Sometimes, partially, in patients who are genuinely overweight and lose fat (not muscle). For lean PCOD patients, “lose weight” is the wrong target — the right target is “drop visceral fat and build muscle,” which often happens with very little net scale-weight change. The mechanism is insulin sensitivity, not weight.
How often should I get a body composition scan if I have PCOD?
Every 3 months is the standard cadence — long enough to see real change, short enough to course-correct. Pair it with quarterly blood work (insulin, HbA1c, Vitamin D). Most Indian gynaecologists are now open to including the scan in PCOD follow-ups if you ask.
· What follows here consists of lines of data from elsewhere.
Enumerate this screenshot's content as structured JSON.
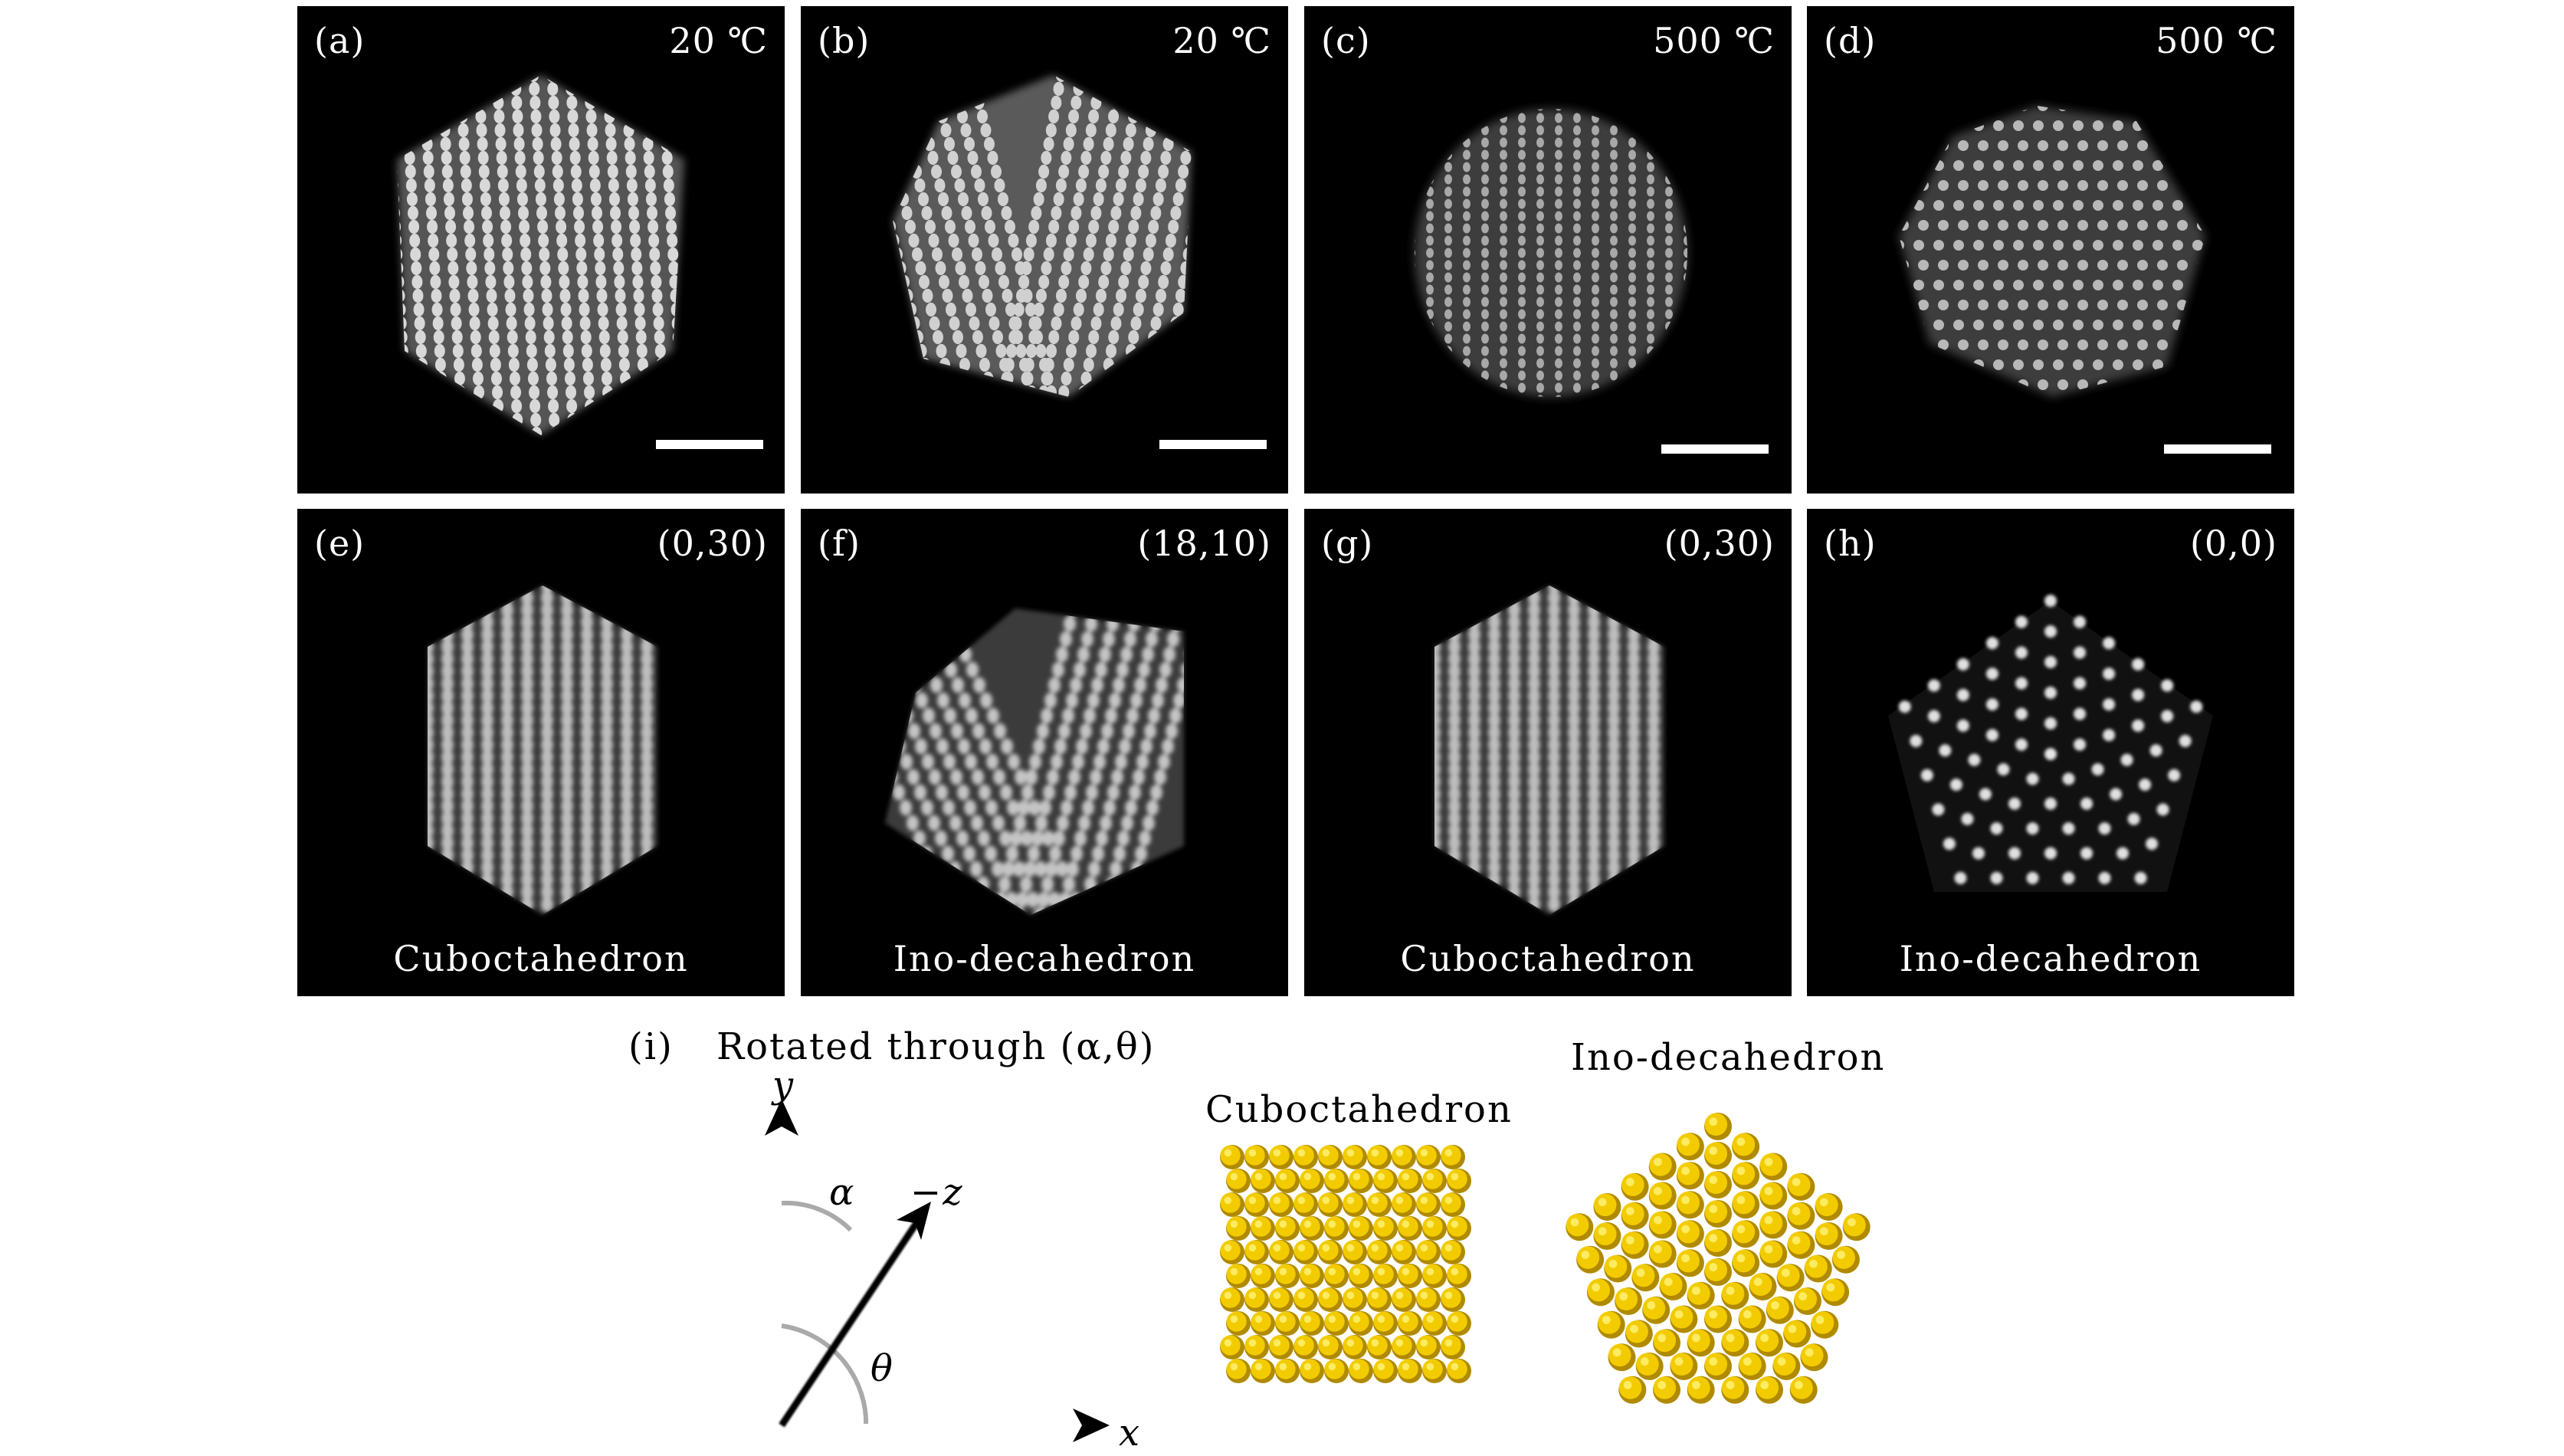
{
  "figure": {
    "panels": [
      {
        "id": "a",
        "label": "(a)",
        "top_right": "20 ℃"
      },
      {
        "id": "b",
        "label": "(b)",
        "top_right": "20 ℃"
      },
      {
        "id": "c",
        "label": "(c)",
        "top_right": "500 ℃"
      },
      {
        "id": "d",
        "label": "(d)",
        "top_right": "500 ℃"
      },
      {
        "id": "e",
        "label": "(e)",
        "top_right": "(0,30)",
        "bottom": "Cuboctahedron"
      },
      {
        "id": "f",
        "label": "(f)",
        "top_right": "(18,10)",
        "bottom": "Ino-decahedron"
      },
      {
        "id": "g",
        "label": "(g)",
        "top_right": "(0,30)",
        "bottom": "Cuboctahedron"
      },
      {
        "id": "h",
        "label": "(h)",
        "top_right": "(0,0)",
        "bottom": "Ino-decahedron"
      }
    ],
    "panel_i": {
      "label": "(i)",
      "caption": "Rotated through (α,θ)",
      "axis_y": "y",
      "axis_x": "x",
      "axis_z": "−z",
      "angle_alpha": "α",
      "angle_theta": "θ",
      "model_cubo": "Cuboctahedron",
      "model_ino": "Ino-decahedron"
    },
    "colors": {
      "atom": "#f2cc00",
      "atom_dark": "#b08a00",
      "background": "#000000"
    }
  }
}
Does resistance training help PCOD?
Yes — strongly. Building skeletal muscle improves insulin sensitivity, which is the upstream lever in PCOD. Two sessions per week of moderate resistance training (squats, hinges, push-ups, rows) is the dose that holds up in trials. Cardio alone does not produce the same effect — muscle mass change is what matters.
What is the role of inositol in PCOD management?
Myo-inositol + D-chiro-inositol (40:1 ratio) has the strongest trial evidence for cycle regularisation and ovulation in PCOD — particularly in patients with insulin resistance. Many Indian gynaecologists now use it as first-line before metformin. It works synergistically with body composition correction. Discuss with your doctor before starting.